Mas, se deixarmos a sala e passarmos adiante, ao lar de um desses senhores de grande séquito, encontraremos sobre as mesas e os bufetes de cedro ou dentro dos armários de vinhático, tigelas, alguidares, jarros, pratos e potes de louça do Reino e da Índia, púcaros, colheres, garfos, salvas, castiçais e tamboladeiras de prata. Palanganas de pau, frasqueiras com seus quatro ou seis frascos, alguns copos de vidro, aqui um lampião (apenas um em todo o século), ali um lampadário. Sobre as mesas, toalhas e pano de linho ou Ruã, toalhas de bretanha, guardanapos de algodão ou de linho, toalhas de água às mãos, toalhas com sua barafunda...

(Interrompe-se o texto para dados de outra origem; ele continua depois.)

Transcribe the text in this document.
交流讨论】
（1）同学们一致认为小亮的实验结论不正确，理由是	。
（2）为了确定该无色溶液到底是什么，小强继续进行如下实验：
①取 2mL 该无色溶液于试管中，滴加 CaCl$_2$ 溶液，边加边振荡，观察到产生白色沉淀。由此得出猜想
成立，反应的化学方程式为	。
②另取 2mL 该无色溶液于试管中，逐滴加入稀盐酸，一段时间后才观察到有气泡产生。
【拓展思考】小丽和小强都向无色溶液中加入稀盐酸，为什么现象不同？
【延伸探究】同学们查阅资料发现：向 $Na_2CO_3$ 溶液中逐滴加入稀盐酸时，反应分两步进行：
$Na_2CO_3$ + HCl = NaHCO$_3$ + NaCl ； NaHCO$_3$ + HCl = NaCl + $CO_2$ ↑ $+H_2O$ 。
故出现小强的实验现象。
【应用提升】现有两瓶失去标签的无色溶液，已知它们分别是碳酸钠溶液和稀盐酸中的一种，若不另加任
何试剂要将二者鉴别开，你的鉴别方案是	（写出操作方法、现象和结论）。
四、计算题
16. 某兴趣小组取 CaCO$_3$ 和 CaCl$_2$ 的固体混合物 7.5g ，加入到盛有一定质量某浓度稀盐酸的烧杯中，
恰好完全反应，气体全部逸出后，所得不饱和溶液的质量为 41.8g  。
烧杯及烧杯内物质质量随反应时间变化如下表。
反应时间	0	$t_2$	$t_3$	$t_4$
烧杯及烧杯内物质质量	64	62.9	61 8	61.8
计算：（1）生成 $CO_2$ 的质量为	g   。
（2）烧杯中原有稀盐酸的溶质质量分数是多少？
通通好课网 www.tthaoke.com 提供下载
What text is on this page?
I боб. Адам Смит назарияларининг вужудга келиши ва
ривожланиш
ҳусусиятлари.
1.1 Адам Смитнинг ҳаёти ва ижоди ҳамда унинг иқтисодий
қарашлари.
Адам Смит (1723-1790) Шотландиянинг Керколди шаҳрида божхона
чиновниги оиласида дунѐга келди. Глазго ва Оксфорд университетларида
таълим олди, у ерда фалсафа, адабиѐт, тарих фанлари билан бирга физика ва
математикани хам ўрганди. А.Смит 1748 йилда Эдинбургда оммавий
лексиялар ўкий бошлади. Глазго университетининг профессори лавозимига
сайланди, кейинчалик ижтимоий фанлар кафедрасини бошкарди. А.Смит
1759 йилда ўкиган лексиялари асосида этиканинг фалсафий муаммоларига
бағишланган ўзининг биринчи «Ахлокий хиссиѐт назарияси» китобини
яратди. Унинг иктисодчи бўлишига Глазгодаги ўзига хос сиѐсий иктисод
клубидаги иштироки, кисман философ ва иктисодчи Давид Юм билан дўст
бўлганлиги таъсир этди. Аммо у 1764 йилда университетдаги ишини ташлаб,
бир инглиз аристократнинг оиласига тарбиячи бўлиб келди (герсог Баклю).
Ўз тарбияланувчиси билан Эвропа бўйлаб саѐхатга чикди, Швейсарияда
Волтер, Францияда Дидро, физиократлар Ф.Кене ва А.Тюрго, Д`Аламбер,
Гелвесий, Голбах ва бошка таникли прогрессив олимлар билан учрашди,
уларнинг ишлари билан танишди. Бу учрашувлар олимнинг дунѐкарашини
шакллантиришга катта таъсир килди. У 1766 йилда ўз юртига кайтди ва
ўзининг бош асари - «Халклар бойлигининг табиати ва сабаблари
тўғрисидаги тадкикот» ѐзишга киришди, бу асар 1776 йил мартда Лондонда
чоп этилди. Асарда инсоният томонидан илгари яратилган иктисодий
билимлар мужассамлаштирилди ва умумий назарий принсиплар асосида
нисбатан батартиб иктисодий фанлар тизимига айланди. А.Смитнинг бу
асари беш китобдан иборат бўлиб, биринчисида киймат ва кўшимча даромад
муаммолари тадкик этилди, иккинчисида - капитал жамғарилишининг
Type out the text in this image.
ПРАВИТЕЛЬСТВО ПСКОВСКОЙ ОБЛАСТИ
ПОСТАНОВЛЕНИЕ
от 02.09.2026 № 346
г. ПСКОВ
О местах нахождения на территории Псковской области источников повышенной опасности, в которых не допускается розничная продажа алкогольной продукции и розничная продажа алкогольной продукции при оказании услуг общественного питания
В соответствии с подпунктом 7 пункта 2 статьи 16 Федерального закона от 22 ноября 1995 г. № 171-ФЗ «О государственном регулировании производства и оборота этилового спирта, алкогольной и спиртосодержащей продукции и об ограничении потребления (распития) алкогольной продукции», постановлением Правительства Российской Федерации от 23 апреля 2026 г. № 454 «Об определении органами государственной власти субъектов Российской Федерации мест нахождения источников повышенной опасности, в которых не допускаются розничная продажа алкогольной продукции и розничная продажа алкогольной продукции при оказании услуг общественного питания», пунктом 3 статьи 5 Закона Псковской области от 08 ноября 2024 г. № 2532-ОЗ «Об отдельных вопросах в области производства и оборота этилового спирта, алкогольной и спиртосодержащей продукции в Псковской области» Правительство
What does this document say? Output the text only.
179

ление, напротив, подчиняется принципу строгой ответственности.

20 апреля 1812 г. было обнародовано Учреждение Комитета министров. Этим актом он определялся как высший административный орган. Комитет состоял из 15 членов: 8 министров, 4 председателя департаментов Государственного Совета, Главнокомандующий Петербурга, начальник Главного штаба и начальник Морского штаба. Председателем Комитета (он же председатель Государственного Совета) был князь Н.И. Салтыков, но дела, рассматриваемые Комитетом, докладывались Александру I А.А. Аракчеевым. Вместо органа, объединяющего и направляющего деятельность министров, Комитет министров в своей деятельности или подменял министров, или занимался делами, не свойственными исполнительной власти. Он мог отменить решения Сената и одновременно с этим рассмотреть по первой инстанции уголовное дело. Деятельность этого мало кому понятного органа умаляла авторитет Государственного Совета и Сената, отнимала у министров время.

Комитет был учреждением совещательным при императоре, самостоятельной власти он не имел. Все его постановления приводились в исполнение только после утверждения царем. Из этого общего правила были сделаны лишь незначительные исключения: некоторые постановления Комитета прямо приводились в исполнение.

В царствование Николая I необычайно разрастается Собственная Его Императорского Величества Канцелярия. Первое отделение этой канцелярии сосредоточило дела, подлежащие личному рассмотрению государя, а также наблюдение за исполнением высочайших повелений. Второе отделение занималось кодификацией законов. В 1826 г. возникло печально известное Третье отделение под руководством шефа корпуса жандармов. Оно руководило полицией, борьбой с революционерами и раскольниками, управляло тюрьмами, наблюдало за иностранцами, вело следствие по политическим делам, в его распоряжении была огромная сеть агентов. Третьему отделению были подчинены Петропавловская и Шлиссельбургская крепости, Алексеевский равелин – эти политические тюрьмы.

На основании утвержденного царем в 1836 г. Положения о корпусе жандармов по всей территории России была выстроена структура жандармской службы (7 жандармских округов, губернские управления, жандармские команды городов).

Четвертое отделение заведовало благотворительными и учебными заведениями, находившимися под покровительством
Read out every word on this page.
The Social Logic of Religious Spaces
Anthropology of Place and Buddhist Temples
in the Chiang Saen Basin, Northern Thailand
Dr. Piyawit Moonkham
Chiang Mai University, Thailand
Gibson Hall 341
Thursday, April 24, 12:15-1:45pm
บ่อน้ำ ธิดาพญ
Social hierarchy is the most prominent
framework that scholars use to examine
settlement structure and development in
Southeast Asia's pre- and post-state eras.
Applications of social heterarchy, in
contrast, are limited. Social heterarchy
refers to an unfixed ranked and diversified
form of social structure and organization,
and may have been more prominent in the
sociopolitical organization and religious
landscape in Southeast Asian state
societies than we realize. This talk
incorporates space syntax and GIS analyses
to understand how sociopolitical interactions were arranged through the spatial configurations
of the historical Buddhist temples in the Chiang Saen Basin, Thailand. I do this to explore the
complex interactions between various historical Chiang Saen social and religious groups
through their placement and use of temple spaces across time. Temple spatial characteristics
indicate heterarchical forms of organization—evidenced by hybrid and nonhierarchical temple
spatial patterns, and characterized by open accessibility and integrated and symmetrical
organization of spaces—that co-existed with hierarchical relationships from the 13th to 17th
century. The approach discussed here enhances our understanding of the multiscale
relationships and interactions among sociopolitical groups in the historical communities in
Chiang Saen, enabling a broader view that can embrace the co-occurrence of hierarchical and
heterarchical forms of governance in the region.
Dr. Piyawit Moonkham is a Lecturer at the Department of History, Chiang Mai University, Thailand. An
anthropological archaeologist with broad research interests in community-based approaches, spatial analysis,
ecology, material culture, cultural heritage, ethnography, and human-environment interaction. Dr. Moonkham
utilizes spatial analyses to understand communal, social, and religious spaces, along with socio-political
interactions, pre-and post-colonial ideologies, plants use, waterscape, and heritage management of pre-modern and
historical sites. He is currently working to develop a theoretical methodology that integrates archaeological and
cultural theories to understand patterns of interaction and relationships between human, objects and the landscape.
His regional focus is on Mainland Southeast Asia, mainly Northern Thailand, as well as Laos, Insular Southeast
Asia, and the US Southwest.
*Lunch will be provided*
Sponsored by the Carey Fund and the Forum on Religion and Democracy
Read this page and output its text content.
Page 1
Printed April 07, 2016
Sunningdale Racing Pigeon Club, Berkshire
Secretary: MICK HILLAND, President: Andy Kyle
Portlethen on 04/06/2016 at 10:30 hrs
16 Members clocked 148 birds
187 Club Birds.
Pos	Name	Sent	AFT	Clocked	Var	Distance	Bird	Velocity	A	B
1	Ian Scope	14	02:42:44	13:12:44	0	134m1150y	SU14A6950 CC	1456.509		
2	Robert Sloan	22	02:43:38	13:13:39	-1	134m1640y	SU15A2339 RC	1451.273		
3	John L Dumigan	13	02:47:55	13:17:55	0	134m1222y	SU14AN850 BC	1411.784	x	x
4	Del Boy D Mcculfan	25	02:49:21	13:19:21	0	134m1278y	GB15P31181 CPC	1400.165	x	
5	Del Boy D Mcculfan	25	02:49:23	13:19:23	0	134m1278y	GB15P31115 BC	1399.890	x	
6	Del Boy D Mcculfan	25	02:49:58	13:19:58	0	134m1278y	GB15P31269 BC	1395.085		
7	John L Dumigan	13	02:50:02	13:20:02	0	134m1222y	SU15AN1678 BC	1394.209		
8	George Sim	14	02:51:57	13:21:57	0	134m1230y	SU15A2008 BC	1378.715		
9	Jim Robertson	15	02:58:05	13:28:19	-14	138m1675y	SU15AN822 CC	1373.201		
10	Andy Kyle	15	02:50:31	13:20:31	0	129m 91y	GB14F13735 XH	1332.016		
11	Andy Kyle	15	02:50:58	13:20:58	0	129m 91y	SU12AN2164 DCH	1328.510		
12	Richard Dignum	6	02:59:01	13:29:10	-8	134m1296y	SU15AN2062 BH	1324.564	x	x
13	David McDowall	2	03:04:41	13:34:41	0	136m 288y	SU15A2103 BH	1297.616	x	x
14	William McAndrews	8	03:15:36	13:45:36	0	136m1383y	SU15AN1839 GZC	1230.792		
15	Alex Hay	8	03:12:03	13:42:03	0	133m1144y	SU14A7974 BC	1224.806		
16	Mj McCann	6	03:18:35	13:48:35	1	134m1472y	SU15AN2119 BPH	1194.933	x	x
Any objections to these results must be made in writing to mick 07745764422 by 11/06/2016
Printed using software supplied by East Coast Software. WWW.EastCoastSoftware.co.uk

Se subirmos até os quartos, lá encontraremos as camas torneadas, com suas cortinas e sobrecéu com franja de retrós, colcha de sobrecama de chamalote e ramagens de flores de ouro forrada de tafetá amarelo com sua franja de ouro fino. Ou, como no quarto de Isabel Sobrinha, uma colcha broslada de vermelho, franjas amarelas, bordas amarelas, o meio verde-mar setim da Índia... Cobertores de chamalote forrado de baeta [3], panos de cama de sarafina cobertas de damasco, travesseiros de linho de Holanda com rendas, ou de seda, lençóis de algodão ou de linho... Alcatifas... Coxins...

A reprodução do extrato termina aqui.